Estos lineamientos no sobrevivieron al ciclo de gobiernos neoliberales iniciado en los años 80 del siglo pasado. Mediante sucesivas modificaciones constitucionales –desde las operadas por el salinato al artículo 27 hasta la reforma energética impulsada en el presente sexenio–, el gobierno ha ido entregando la generación de electricidad a la lógica del mercado y actualmente la CFE compra a empresas privadas (trasnacionales, en buena medida) una parte sustancial de la energía que distribuye. Ello, aunado a las prácticas de facturación poco escrupulosas, ha repercutido en un alza sostenida de las tarifas eléctricas a lo largo de la década anterior, lo que a su vez ha generado un vasto y ubicuo descontento social en contra de la hoy empresa productiva del Estado. El malestar se ha expresado incluso en movimientos de resistencia que lo mismo se desarrollan en barrios urbanos que en comunidades rurales y no se limita al acuciante problema de los cobros excesivos sino que cuestiona, en forma cada vez más clara, los impactos ambientales negativos de los megaproyectos energéticos, independientemente de que sean privados o públicos.
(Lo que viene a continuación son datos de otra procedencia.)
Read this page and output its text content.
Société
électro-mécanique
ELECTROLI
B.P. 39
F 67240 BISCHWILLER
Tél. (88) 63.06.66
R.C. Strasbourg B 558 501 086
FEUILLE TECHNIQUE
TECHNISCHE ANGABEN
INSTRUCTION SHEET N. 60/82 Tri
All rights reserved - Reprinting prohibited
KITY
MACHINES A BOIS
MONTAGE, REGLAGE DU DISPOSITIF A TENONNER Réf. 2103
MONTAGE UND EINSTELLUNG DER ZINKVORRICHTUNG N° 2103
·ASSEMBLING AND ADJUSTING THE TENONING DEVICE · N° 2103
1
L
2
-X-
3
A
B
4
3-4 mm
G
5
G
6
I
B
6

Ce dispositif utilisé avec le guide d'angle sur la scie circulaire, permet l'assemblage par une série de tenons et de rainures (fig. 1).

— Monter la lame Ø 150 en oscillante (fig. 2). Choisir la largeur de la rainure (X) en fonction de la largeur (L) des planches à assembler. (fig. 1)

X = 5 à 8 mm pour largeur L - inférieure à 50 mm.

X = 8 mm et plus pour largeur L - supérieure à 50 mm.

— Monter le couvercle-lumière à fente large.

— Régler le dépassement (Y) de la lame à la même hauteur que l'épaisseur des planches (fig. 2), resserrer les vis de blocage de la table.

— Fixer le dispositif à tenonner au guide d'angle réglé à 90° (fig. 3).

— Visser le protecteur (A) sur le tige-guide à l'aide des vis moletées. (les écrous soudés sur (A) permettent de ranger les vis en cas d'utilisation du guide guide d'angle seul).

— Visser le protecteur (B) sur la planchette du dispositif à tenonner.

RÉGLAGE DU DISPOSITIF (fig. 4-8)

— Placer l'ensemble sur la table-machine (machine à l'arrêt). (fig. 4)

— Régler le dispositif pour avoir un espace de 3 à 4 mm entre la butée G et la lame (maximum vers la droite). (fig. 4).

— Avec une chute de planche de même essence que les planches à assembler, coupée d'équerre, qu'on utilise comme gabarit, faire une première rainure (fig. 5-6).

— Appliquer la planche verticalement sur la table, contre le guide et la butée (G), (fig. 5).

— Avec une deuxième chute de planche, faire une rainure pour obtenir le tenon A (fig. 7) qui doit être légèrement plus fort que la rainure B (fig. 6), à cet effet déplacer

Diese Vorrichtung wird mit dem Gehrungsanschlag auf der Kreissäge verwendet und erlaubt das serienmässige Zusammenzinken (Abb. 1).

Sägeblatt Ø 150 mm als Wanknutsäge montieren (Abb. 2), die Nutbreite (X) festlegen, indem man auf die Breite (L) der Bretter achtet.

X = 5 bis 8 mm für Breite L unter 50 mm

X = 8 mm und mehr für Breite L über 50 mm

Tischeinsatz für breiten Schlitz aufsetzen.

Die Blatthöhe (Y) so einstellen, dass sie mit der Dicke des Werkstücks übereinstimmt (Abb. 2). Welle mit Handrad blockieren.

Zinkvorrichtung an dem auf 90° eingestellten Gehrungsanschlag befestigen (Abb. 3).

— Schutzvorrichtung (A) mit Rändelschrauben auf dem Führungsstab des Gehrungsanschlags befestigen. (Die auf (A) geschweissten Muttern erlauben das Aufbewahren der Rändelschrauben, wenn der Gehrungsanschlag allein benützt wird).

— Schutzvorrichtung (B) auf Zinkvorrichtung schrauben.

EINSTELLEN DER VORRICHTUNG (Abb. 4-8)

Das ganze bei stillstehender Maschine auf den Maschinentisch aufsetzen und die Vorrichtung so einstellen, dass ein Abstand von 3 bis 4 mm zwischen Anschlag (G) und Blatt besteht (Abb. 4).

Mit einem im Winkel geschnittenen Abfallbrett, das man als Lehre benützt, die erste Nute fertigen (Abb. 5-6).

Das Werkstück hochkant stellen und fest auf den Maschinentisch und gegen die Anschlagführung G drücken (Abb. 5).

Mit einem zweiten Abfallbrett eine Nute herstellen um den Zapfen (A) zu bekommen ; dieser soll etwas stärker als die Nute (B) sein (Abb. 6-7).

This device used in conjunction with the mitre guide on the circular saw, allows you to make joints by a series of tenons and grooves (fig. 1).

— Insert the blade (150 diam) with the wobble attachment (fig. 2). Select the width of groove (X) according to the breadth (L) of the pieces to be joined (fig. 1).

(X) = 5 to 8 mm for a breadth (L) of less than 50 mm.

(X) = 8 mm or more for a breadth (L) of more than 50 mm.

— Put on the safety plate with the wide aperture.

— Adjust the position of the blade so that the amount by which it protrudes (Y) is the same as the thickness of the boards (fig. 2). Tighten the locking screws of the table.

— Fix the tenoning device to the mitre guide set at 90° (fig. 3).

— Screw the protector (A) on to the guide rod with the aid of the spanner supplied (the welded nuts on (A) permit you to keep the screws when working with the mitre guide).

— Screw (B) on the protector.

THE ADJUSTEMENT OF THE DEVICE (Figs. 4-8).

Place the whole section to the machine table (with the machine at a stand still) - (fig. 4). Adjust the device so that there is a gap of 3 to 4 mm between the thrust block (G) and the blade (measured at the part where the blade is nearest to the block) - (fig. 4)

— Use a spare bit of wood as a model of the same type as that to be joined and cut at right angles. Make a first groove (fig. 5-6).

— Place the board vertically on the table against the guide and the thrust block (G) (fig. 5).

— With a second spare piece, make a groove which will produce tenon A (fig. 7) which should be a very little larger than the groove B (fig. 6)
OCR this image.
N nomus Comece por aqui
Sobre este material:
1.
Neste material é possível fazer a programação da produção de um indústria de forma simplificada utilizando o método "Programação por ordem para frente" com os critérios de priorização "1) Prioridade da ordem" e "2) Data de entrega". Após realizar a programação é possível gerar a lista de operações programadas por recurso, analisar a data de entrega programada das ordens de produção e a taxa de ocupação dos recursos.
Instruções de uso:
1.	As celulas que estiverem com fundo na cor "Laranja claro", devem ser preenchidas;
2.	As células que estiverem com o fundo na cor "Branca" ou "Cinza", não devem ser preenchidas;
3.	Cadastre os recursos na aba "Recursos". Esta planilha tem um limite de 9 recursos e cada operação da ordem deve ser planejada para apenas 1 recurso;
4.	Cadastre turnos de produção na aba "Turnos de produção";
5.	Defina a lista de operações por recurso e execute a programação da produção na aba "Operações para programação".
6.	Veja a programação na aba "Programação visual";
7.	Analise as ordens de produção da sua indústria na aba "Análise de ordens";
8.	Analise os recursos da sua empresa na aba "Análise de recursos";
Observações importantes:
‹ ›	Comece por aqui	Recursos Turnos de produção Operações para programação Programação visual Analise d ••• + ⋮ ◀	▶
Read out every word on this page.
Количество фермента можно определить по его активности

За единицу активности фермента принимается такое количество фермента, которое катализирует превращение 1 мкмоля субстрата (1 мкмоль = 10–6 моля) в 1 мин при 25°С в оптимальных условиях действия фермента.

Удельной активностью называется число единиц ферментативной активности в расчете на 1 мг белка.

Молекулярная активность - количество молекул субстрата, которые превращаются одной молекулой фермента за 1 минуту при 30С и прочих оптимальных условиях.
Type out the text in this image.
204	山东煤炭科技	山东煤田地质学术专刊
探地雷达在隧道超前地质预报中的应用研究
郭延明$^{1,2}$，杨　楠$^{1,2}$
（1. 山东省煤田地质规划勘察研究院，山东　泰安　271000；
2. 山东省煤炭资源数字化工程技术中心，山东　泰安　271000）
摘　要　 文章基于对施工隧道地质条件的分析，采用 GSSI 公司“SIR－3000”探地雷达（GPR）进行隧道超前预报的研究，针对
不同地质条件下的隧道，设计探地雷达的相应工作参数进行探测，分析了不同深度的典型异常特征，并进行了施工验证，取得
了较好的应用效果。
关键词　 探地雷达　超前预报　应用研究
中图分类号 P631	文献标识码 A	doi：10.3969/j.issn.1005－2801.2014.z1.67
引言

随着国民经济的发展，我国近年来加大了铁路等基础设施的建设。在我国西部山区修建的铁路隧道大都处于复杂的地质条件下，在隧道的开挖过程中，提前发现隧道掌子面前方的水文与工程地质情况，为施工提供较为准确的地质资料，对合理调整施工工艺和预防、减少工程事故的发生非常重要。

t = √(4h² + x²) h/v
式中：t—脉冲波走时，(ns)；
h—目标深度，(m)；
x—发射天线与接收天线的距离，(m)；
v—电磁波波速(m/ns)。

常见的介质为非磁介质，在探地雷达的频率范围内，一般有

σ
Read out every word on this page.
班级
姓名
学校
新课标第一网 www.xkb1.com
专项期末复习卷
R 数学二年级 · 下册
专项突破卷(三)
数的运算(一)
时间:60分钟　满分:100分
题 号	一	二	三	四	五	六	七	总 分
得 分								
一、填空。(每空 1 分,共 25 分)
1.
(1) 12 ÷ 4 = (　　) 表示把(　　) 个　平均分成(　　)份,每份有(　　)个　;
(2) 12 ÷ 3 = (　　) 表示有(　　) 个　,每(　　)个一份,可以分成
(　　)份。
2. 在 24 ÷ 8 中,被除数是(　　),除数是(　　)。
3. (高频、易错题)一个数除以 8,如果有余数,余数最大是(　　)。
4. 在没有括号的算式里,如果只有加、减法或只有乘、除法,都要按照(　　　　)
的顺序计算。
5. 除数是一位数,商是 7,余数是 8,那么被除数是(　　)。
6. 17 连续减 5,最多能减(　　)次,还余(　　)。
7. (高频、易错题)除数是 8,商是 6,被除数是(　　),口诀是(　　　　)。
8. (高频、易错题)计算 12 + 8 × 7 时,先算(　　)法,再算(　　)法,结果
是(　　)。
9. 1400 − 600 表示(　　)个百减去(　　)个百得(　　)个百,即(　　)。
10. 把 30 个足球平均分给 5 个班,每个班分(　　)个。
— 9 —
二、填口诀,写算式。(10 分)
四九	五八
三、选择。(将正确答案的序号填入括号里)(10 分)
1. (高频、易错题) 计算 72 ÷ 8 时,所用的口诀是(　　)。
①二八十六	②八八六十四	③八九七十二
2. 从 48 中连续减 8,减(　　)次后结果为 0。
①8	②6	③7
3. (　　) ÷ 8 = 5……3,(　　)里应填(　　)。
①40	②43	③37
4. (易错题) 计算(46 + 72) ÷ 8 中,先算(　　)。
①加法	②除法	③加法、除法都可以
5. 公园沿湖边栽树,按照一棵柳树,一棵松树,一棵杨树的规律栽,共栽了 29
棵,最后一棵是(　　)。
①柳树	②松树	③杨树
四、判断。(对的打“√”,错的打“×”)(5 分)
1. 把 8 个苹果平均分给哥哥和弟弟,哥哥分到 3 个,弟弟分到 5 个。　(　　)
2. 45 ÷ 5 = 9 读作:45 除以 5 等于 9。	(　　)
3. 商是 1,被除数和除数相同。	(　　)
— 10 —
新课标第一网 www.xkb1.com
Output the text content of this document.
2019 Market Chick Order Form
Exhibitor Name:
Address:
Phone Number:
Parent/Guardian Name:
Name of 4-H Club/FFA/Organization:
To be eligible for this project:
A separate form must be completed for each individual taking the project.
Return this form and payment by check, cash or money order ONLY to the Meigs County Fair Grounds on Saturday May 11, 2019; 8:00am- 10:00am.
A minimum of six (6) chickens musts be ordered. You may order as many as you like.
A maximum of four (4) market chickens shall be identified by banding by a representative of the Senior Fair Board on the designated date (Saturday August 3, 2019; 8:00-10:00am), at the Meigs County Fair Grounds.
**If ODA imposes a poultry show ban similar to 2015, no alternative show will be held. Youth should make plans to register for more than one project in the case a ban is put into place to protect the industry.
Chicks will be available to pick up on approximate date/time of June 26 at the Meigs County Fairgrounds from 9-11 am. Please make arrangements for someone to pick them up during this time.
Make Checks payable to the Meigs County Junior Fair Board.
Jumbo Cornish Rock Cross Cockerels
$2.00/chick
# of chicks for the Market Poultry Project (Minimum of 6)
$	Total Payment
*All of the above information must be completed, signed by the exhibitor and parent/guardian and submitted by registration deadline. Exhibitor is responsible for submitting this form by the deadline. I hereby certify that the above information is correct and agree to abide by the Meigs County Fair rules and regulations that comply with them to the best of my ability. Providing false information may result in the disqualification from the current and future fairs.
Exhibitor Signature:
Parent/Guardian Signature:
Para colmo, y a pesar de programas supuestamente ecológicos pero de carácter ornamental, la CFE experimenta un grave rezago en la urgente tarea de emprender la transición energética hacia fuentes renovables. El desarrollo de tales fuentes se ha dejado en manos de corporaciones privadas –como es el caso de las granjas eólicas–, en tanto que la institución pública sigue construyendo centrales termoeléctricas de ciclo combinado movidas por gas natural comprado al extranjero, como la que inauguró ayer el presidente Enrique Peña Nieto en Empalme, Sonora. La capacidad hidroeléctrica instalada, por su parte, experimenta una preocupante obsolescencia, subsanada por las compras a productores privados.

Hoy es claro que el modelo centralizado con que operó el organismo durante el siglo pasado llegó a sus límites, pero más preocupante y peligrosa es la pretensión de entregar cuotas de producción eléctrica cada vez mayores al libre mercado. La CFE no debe seguir siendo usada como plataforma para megaproyectos particulares de alta rentabilidad y características depredadoras. Debe, en cambio, convertirse en palanca de un nuevo modelo de electrificación distribuida, con sentido social, basada en fuentes renovables (solar, mini y micro eólica e hidráulica, geotérmica y de procesamiento de biomasa) de generación local (comunitaria, barrial, municipal e incluso fórmulas de autoconsumo, tanto individual como corporativo) y respeto al medio ambiente.